Let $N = q^k n^2$ be an odd perfect number with special prime $q$, satisfying $$n^2 - q^k = 2^r t$$ where $r \geq 2$ and $\gcd(2,t)=1$.

We could prove that:

(1) $2^r t > 2n$. (We can modestly improve this to $$2^r t > \frac{3373n^2}{3375},$$ since per this answer to a related MSE question, we have the lower bound $\sigma(n^2)/q^k \geq {3^3} \times {5^3} = 3375$, which implies that $$q^k < \frac{2n^2}{3375}.)$$

(2) $n^2 - q^k$ is not a square.

Our question is:

Must it necessarily be the case that $n > \max(2^r, t)$?

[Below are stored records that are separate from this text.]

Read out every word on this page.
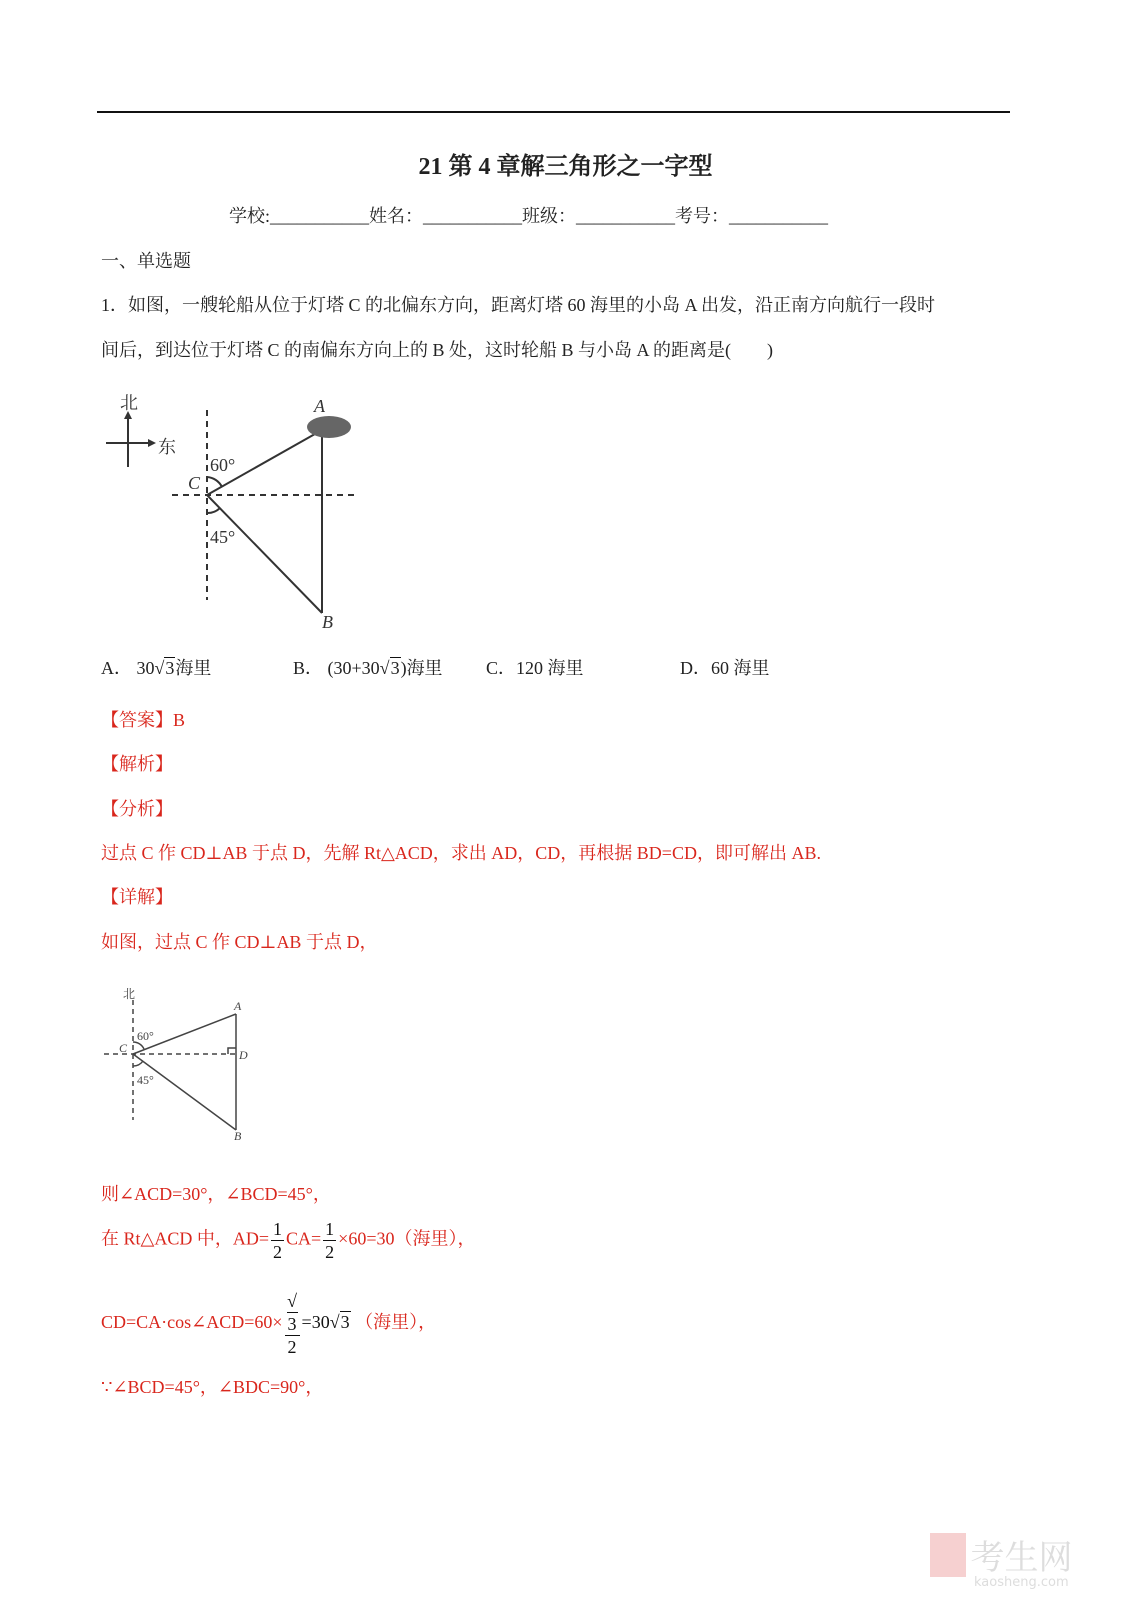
21 第 4 章解三角形之一字型
学校:___________姓名：___________班级：___________考号：___________
一、单选题
1．如图，一艘轮船从位于灯塔 C 的北偏东方向，距离灯塔 60 海里的小岛 A 出发，沿正南方向航行一段时
间后，到达位于灯塔 C 的南偏东方向上的 B 处，这时轮船 B 与小岛 A 的距离是(　　)
北
东
A
B
C
60°
45°
A． 30√3海里	B． (30+30√3)海里 C．120 海里	D．60 海里
【答案】B
【解析】
【分析】
过点 C 作 CD⊥AB 于点 D，先解 Rt△ACD，求出 AD，CD，再根据 BD=CD，即可解出 AB.
【详解】
如图，过点 C 作 CD⊥AB 于点 D，
北
A
B
C	D
60°
45°
则∠ACD=30°，∠BCD=45°，
在 Rt△ACD 中，$AD= \frac{1}{2} CA= \frac{1}{2} \times 60=30$（海里），
CD=CA·cos∠ACD=60× √
3
2 =30√3 （海里），
∵∠BCD=45°，∠BDC=90°，
考生网
kaosheng.com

That is, can we rule out the following cases?

(A) $t > n > 2^r$

(B) $2^r > n > t$

Answer 1

It is asked if necessarily $n>\max(2^r,t)$, providing certain constraints. This constraints can be satisfied if $n<\max(2^r,t)$, so further constraints are needed.

For instance, consider $n=675$, $q=13$, $k=5$, $r=2$, $t=21083$. All the constraints are satisfied (excepting $N$ being some odd perfect number, which if satisfied would be a breakthrough discovery), but $t>n>2^r$.